Part of this, I think, is the fact that there is a great deal of personal pride involved when men (I have yet to encounter a dogmatic female shooter) and personal weapons are mixed. And a lot of us can let this pride get in the way of furthering our shooting education. We can get so emotionally wrapped up in our personal gear choices that it can actually affect how we learn or perceive new skills and techniques! To make things even worse, it’s easy to find conflicting opinions—from genuine subject matter experts—about guns and gear by simply opening up your Internet browser. What are we to think when knowledgeable names in the gun industry disagree?
Caliber choice is a good example
The debates between 9mm Luger and .45 ACP owners will never end, and the simple fact is that both calibers are good at what they do. But depending on who you talk to, the story doesn’t end there.
Many qualified shooters and instructors recommend different calibers as the “ideal.” Who are we to believe when it comes time to open the checkbook?
Handguns are another great example
One of the best examples of this predicament is handgun choice. Ask 10 different instructors which pistol is the best to carry and train with, and you’ll probably get 10 different answers.

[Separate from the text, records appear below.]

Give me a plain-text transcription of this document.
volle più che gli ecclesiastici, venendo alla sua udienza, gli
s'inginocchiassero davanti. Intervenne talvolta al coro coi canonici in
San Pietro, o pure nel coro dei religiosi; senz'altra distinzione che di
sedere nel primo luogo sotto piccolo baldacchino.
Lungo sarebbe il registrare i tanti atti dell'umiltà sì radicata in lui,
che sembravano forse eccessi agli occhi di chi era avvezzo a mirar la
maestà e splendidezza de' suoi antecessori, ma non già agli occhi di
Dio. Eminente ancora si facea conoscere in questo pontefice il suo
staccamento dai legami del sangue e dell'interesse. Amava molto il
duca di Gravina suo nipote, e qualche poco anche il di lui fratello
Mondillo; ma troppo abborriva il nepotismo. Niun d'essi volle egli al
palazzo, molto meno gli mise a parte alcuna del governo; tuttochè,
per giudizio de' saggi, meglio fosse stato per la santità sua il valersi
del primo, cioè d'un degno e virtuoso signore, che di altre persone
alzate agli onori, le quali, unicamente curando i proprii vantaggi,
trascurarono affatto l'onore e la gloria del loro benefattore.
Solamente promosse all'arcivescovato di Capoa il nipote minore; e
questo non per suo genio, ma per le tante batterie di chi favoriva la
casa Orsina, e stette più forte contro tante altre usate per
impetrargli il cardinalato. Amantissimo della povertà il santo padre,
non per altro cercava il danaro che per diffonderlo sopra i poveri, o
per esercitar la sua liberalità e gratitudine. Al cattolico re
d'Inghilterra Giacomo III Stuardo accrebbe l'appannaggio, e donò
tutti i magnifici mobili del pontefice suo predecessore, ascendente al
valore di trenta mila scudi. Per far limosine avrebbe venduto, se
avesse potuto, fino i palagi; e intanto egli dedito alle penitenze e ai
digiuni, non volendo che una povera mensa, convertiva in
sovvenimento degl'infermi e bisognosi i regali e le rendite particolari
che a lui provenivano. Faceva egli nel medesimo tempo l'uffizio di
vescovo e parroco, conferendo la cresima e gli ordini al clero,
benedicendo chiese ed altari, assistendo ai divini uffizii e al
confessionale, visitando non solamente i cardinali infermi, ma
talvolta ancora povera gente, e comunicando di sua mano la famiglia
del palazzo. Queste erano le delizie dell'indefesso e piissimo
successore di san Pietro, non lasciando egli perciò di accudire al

It’s safe to say that many of the popular instructors recommending different pistols know their way around a handgun… yet the fact remains that ideas about which handgun is the best can be rather contradictory!
The main point
So, who’s “right?” And, more importantly, what can we take away from this? It’s actually pretty simple, in the end: Differing parties aren’t necessarily wrong. After all, there are no rules saying there can’t be multiple ways to get from point A to point B.
The danger lies not in choosing the wrong way, but rather in assuming that “it” is the only way. What works for one instructor and his preferred sight set up, holster or other gear choice obviously may not work for another. And there’s no reason to assume that either way will work for you. Test and question everything for yourself, and always get more than one opinion.
But not everything is true
Just because there’s more than one way to accomplish a task, doesn’t mean that all ways are valid.
I’m not claiming that everybody is always right in one way or another. There are without a doubt some rather worthless instructors out there, who teach lots of bad doctrine on a regular basis. But we’re not referencing them; we’re discussing the idea of subject matter experts who genuinely know what they’re talking about.
Among those performing at the bleeding edge of the envelope, there are fewer black and white truths and more grey areas, mostly pertaining to the instructor’s unique personal experiences.
More broadly applied, I would encourage you to seek out a qualified instructor with some credentials under his or her belt, get their take on whatever question you may be asking, and then test everything out for yourself.
Just remember: There is usually more than one way to skin a cat. Or shoot a pistol, for that matter.